A música silenciou na curva da estrada…

Previsão de tempestade no fim da tarde, anunciava a meteorologista da tribo CNN. Frio intenso nas ruas da cidade. Calçadas invadidas por um exército armado com sacolas de compras e dívidas crescentes. Quarteto de metais tocando música natalina. “We wish you a Merry Christmas and a Happy New York”. Ambulantes vendendo parafernália nova-iorquina, “I♥NY”, made in China. Pandemônio. Escapamos em direção ao nosso destino, nosso refúgio. Times Square, o umbigo da cidade…

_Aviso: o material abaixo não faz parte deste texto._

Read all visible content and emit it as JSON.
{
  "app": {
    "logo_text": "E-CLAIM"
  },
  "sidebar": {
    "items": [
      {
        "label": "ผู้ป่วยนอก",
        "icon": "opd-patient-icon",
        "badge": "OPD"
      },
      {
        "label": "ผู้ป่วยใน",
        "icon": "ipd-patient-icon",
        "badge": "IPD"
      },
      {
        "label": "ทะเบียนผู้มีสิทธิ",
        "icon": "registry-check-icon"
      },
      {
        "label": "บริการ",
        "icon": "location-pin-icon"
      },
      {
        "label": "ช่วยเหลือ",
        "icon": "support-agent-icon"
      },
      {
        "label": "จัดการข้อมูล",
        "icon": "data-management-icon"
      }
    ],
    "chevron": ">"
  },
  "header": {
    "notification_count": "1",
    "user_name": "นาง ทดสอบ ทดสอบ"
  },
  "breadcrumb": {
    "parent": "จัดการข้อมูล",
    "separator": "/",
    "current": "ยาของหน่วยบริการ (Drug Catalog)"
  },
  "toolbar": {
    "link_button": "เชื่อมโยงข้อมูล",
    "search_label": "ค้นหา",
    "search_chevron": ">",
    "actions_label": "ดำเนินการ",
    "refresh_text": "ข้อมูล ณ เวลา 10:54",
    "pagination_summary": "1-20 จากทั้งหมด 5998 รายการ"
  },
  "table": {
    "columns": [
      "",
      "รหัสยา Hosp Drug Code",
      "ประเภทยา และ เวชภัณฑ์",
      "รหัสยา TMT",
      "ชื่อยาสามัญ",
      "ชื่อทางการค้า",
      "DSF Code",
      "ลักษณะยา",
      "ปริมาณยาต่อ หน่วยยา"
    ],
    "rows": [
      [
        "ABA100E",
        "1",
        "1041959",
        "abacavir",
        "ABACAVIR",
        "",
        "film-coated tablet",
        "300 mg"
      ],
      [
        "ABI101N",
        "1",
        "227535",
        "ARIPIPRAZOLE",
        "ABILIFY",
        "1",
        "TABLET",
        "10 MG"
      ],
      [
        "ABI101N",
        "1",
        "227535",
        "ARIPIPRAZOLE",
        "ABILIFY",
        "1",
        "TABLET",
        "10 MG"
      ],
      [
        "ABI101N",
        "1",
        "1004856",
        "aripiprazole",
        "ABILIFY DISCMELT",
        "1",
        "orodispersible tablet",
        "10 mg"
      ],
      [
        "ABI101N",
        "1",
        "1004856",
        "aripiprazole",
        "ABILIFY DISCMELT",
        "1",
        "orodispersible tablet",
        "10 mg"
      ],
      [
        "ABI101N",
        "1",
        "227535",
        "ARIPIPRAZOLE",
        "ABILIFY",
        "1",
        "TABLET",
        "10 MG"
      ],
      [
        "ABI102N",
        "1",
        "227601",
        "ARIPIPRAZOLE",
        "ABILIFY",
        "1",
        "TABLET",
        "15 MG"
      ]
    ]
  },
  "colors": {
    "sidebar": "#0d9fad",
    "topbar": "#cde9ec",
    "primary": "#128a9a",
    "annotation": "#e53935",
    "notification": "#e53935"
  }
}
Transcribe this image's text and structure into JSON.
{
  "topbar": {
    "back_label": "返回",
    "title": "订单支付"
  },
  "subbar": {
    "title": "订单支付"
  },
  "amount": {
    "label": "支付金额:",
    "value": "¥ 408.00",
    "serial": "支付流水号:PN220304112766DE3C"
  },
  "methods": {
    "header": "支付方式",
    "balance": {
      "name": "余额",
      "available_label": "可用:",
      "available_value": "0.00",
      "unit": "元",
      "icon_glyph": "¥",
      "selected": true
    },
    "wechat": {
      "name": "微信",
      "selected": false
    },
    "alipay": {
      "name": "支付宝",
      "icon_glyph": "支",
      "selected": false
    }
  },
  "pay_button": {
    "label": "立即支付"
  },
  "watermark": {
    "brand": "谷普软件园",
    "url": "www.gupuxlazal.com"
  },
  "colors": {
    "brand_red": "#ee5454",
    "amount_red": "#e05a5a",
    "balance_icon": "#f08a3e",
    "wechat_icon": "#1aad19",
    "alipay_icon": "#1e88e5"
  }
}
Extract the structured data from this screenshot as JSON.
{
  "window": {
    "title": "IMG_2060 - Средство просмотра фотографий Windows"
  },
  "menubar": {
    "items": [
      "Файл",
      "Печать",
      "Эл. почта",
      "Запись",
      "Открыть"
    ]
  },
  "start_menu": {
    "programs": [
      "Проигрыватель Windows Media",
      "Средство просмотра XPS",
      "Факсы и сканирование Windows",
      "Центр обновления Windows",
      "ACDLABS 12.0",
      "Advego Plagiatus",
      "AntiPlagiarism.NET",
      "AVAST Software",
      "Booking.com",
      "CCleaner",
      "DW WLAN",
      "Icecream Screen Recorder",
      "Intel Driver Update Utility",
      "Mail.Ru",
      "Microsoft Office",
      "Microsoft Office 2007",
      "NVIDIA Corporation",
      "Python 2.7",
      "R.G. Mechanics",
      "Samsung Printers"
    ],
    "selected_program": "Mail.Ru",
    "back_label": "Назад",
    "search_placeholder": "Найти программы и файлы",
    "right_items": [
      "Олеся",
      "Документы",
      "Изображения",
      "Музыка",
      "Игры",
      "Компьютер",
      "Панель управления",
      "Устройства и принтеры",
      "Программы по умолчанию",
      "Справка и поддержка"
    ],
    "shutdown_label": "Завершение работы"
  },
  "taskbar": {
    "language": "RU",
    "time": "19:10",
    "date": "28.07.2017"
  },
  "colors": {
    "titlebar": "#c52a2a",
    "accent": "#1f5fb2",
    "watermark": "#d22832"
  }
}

Virgin Megastore, a maior loja do Leste americano. Mostruário principal, secção de musica clássica, anunciando o lançamento da semana: “Quinteto Brassil plays Brazil”. Composições do músico pernambucano, Maestro Duda, tocadas por professores da UFPB, a grande surpresa. Ouvimos várias músicas na cabine de som. Nordestino vivendo seu Nordeste particular. Imensurável momento de paz no meio da nevasca do lado de fora. Compramos doze exemplares para presentear amigos brasileiros. O Brassil não estava disponível no Brasil…

Cabo Branco, noite de verão, quatro anos depois. Músicos, amigos, artistas. Confraternização descontraída, comemorando o retorno do Maestro Sivuca à Paraíba. Uma gargalhada robusta, ressonando até o mar, anunciando sua chegada, o trombone de Nova Iorque – Radegundes Feitosa. Olhos semicerrados, instrumento nas mãos. Embocadura descontraída, corpo curvado, mãos prontas, prontas para libertar as linhas maravilhosas da clave de fá. Naquela noite, começou nossa amizade. Ano dos seus novos “Desafios e Challenges”. Longe do Brasil, no frio de Helsinque.

Estamos em Nova Iorque, a gargalhada se fez anunciar. Presentes no 33º Festival Internacional do Trombone, na cidade de Ithaca. Trazendo, mais uma vez, um Pouquinho do Brasil para o mundo…

Localizamos um pequeno hotel na Alta Manhattan Oeste. Quartos cheios de metal e talento. Jantar alegre puxado a tagliatelle Alfredo, jazz de JJ Johnson e o barroco do Canadian Brass e muito vinho. Uma idéia, talvez um pedido. Que tal uma “canja” na cidade? Aceitamos o desafio. Partimos em direção ao “Smoke”, renomado clube de jazz na Broadway. O gerente ouviu atentamente a música. “Ok, OK. Tragam os rapazes com seus instrumentos”. Oito músicos “brassileiros” invadindo o clube com a Aquarela do Brasil. Mesmerizados com a apresentação musical, o público e os músicos da casa. “One more time”, mais uma vez, “one more time”. Outro clube queria ouvi-los, Cleopatra’s Needle, também na Broadway. Jazz… “one more time”…

Outros encontros. Os músicos que conquistaram Nova Iorque participando da gravação do primeiro DVD do Maestro Sivuca. Noite mágica, desta vez na casa de todos nós, o Teatro Santa Rosa. Passados anos, mais uma vez o Maestro Sivuca. Lançamento de um livro de partituras clássicas, homenagem póstuma. Trombonista, professor, maestro, orador relutante, paraibano, Radegundes. Música maestro…

Nosso romance com o trombone começou na infância. Sentando no chão, ouvindo o ensaio de uma orquestra de frevo. Regida por um maestro a quem chamávamos pai; Tenente Lucena, para o resto do mundo. Trombonista da Banda de Música do 15º R.I. Ele e Radegundes tinham muitas coisas em comum: meninos de filarmônicas; amor pelas orquestras de frevo; músicos por profissão, professores por vocação. O operário e o gênio do trombone acreditavam na força da música, a força que os transportou de São João do Sabugi e Itaporanga, para o mundo.

Três trombonistas, Radegundis Feitosa, Roberto Ângelo Sabino e Adenilton Soares França, acompanhados do cantor popular Luís Benedito. Povo esperando pela dádiva dos sons dos divinos metais, em Itaporanga. A genialidade das embocaduras, sopro mágico libertando fitas multicoloridas, pombinhas da cor da paz e muitas emoções. Partiram para a eternidade juntos com a música. Que os anjos deixem a banda passar… Porque a música silenciou na curva da estrada. Aleluia!